« Bonjour, je représente les ayants droit de Raymond Moretti. Auriez-vous un instant à m’accorder ? »
Au bout du fil, la voix articule un récit étonnant. Une histoire à trous. « Il y a plusieurs décennies, des collaborateurs de Nice-Matin ont sollicité le peintre pour réaliser un portrait de leur p.-d.g., Michel Bavastro. Ils souhaitaient lui en faire cadeau. Mais, pour une raison indéterminée, ils ont annulé leur commande et l’œuvre n’a jamais été terminée. »
L’huile sur toile (100 x 80 cm) est restée dans le fonds familial. Marie-France Moretti, la veuve du peintre, l’a prêtée pour diverses expositions. Avant de décider, en avril 2025, d’en faire don au journal qui a toujours soutenu son époux.
C’est dans nos colonnes, en effet, qu’est paru le premier papier sur le créateur azuréen. Moretti était alors apprenti boulanger à Nice. Le garçon de 16 ans avait peint, sur un drap subtilisé à sa mère, un Moïse… bientôt acheté par le Musée des Beaux-Arts de Jérusalem.
Bluffé par le talent de cet adolescent, le journaliste Mario Brun n’avait pas lésiné sur les superlatifs : « Le nouveau Michel-Ange est un jeune Français ! »
Nice-Matin, dès lors, a suivi pas à pas la carrière météorique du Niçois, qui l’a conduit de la Tour de la Défense à Paris au Capitole de Toulouse, en passant par la grande synagogue de Jérusalem.
« Je n’avais pas les moyens de mettre au pot pour mon patron »
Autour de ce portrait de Michel Bavastro, plusieurs questions demeurent : à quelle époque a-t-il été peint ? Qui l’a commandé ? A quelle occasion ?
Sur le premier point, les traits du sujet suggèrent que le tableau a été réalisé dans les années soixante ou soixante-dix. Sur les commanditaires, Marie-France Moretti lâche les noms de quatre journalistes : Mario Brun, Charlie Buchet, André Lucchesi et Maurice Huleu.
Les trois premiers sont décédés. Le quatrième n’a gardé aucun souvenir de cet épisode.
« C’est tout de même très surprenant, glisse l’ancien grand reporter.
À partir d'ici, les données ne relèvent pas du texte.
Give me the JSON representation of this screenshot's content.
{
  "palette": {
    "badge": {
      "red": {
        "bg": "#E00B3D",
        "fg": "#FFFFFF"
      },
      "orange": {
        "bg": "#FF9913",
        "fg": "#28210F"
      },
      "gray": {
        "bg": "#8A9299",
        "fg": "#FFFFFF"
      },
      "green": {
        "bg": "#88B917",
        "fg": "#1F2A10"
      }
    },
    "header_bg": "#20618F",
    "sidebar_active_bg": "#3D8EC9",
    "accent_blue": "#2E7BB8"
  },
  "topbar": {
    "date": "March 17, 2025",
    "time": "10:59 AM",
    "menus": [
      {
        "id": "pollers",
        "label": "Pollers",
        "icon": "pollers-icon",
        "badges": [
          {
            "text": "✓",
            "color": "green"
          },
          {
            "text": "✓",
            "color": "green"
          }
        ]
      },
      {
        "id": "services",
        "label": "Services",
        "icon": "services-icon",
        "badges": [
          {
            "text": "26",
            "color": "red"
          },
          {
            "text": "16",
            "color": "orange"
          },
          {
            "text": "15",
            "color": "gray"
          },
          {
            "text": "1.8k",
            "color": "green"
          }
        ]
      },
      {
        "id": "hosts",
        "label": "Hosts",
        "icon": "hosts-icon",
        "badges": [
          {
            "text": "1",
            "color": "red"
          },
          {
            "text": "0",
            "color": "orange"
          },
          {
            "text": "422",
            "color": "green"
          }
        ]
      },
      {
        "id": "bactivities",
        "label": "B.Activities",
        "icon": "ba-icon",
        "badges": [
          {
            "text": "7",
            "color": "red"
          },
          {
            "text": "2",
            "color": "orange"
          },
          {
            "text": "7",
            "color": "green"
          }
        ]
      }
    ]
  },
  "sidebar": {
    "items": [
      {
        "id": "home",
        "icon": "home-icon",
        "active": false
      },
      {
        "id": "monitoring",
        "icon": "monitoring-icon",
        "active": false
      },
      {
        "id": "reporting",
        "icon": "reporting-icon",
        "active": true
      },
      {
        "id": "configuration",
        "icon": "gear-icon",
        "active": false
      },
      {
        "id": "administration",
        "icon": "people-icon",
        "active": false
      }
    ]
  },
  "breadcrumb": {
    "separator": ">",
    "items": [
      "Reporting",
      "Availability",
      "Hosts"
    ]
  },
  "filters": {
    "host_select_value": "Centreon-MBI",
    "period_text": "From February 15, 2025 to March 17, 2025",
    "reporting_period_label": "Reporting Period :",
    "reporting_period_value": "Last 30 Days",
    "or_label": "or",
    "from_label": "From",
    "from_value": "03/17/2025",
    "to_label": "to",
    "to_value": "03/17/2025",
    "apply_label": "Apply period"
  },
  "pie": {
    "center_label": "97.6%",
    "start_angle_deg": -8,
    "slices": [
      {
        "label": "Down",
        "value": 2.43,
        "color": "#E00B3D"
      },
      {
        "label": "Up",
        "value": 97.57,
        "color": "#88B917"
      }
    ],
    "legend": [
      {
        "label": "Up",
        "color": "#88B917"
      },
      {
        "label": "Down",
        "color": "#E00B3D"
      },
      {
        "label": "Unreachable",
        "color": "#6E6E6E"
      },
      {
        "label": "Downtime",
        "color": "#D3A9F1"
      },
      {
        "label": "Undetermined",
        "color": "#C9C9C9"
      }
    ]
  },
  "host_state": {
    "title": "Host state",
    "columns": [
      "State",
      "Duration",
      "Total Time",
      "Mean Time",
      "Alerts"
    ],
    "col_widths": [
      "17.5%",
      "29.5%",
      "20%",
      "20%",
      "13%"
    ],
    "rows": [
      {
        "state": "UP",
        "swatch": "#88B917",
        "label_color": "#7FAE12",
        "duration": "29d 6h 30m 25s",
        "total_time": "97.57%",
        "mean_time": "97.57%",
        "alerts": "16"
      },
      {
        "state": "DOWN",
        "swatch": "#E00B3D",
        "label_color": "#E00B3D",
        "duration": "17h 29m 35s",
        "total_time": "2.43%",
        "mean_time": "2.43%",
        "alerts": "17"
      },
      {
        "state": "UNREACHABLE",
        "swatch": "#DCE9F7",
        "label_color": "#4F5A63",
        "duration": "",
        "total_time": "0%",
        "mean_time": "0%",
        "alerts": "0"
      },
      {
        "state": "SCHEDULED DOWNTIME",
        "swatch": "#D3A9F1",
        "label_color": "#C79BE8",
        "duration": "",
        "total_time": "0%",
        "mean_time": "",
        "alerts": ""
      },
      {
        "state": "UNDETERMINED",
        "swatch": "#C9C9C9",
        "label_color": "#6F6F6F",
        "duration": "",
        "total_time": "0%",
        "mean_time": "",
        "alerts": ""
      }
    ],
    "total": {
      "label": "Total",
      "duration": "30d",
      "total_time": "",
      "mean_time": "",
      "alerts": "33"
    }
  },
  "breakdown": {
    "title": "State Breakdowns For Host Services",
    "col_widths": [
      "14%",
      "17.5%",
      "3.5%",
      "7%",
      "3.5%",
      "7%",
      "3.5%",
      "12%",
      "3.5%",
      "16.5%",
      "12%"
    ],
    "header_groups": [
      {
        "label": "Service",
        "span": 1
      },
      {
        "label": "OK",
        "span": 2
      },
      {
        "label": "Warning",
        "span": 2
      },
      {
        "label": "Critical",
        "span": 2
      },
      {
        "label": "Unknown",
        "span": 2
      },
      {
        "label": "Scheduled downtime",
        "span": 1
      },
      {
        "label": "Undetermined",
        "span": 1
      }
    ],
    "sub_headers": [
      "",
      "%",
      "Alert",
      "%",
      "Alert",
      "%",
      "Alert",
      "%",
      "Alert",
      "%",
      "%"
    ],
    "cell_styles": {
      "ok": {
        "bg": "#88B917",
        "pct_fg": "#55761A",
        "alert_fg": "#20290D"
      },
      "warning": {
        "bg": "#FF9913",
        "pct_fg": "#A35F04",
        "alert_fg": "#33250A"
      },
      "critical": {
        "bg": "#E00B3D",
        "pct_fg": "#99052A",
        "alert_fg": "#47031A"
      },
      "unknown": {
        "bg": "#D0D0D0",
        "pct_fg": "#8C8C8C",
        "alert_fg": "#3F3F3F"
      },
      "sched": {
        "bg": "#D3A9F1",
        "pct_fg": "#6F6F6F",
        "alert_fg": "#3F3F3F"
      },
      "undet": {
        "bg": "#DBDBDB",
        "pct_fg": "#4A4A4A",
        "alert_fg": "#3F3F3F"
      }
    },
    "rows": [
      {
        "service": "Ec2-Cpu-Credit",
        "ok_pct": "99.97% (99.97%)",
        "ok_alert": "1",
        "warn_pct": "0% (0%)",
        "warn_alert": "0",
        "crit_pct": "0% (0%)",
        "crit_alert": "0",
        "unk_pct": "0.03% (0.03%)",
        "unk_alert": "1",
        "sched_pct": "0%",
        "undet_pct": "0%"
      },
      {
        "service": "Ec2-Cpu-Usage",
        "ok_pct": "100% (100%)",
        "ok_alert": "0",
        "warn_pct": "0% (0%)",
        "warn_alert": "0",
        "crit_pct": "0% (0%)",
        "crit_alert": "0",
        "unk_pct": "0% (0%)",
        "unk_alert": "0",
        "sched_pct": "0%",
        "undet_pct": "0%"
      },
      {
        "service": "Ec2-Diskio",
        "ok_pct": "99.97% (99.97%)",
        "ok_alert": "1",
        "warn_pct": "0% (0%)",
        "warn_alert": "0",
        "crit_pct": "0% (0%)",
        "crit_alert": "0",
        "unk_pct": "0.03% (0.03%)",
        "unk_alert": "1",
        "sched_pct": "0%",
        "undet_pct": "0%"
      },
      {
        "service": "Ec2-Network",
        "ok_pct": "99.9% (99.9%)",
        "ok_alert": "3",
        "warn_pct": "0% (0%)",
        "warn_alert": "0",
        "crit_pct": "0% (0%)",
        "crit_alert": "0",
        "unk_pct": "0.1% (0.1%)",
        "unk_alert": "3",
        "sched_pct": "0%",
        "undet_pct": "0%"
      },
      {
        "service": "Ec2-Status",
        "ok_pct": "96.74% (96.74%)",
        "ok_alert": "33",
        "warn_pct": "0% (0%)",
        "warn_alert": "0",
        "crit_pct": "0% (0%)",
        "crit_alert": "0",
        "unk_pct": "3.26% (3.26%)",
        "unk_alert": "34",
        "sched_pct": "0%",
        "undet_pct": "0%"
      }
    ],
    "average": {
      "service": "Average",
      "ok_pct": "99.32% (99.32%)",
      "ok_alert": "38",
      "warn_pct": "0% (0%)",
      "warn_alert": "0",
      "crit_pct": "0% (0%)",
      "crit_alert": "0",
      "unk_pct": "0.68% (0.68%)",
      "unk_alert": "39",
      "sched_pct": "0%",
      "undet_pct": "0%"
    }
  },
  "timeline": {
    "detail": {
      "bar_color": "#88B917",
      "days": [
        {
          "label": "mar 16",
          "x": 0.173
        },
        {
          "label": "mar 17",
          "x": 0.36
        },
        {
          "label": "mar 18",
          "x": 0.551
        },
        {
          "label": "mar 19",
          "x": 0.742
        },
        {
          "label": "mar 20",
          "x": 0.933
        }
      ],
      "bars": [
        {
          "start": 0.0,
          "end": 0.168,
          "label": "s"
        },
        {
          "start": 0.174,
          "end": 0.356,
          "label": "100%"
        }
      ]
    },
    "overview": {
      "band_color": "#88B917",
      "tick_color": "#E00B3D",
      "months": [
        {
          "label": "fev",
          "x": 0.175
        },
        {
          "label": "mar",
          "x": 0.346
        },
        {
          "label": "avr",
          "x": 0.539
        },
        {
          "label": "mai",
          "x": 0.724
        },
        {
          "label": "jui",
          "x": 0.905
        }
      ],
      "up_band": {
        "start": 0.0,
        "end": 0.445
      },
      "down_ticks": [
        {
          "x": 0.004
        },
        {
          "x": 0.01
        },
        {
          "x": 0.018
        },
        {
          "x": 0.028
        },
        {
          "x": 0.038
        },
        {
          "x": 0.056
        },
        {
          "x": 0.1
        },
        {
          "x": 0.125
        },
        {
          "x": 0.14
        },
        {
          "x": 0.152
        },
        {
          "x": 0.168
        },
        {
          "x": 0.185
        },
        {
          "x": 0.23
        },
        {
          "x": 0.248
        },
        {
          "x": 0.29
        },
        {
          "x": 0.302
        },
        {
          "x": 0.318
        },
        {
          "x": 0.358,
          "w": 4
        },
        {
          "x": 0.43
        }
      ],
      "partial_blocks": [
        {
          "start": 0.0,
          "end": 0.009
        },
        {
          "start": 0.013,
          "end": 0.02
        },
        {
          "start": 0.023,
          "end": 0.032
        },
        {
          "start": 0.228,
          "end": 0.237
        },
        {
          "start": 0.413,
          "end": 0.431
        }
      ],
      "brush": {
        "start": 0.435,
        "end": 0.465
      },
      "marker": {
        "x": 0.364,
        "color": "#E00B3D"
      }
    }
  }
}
À l’époque, je n’avais pas les moyens de mettre au pot pour faire un cadeau au patron ! En supposant que Moretti, qui était un ami, ait songé à se faire rémunérer pour ce travail – ce dont je doute sincèrement. J’ai côtoyé Raymond jusqu’à son décès [le 2 juin 2005, Ndlr] : il ne m’a jamais parlé de cette affaire. »
On n’en saura probablement jamais davantage. La toile, inachevée, n’a été ni signée ni datée. Ceux qui l’ont vue ont été frappés par le regard hyperréaliste de celui que ses employés surnommaient le Cobra : « Un peu comme s’il était toujours là pour nous surveiller… »
Cette toile inachevée de Raymond Moretti représente le patron historique de « Nice-Matin », Michel Bavastro. Repro Frantz Bouton.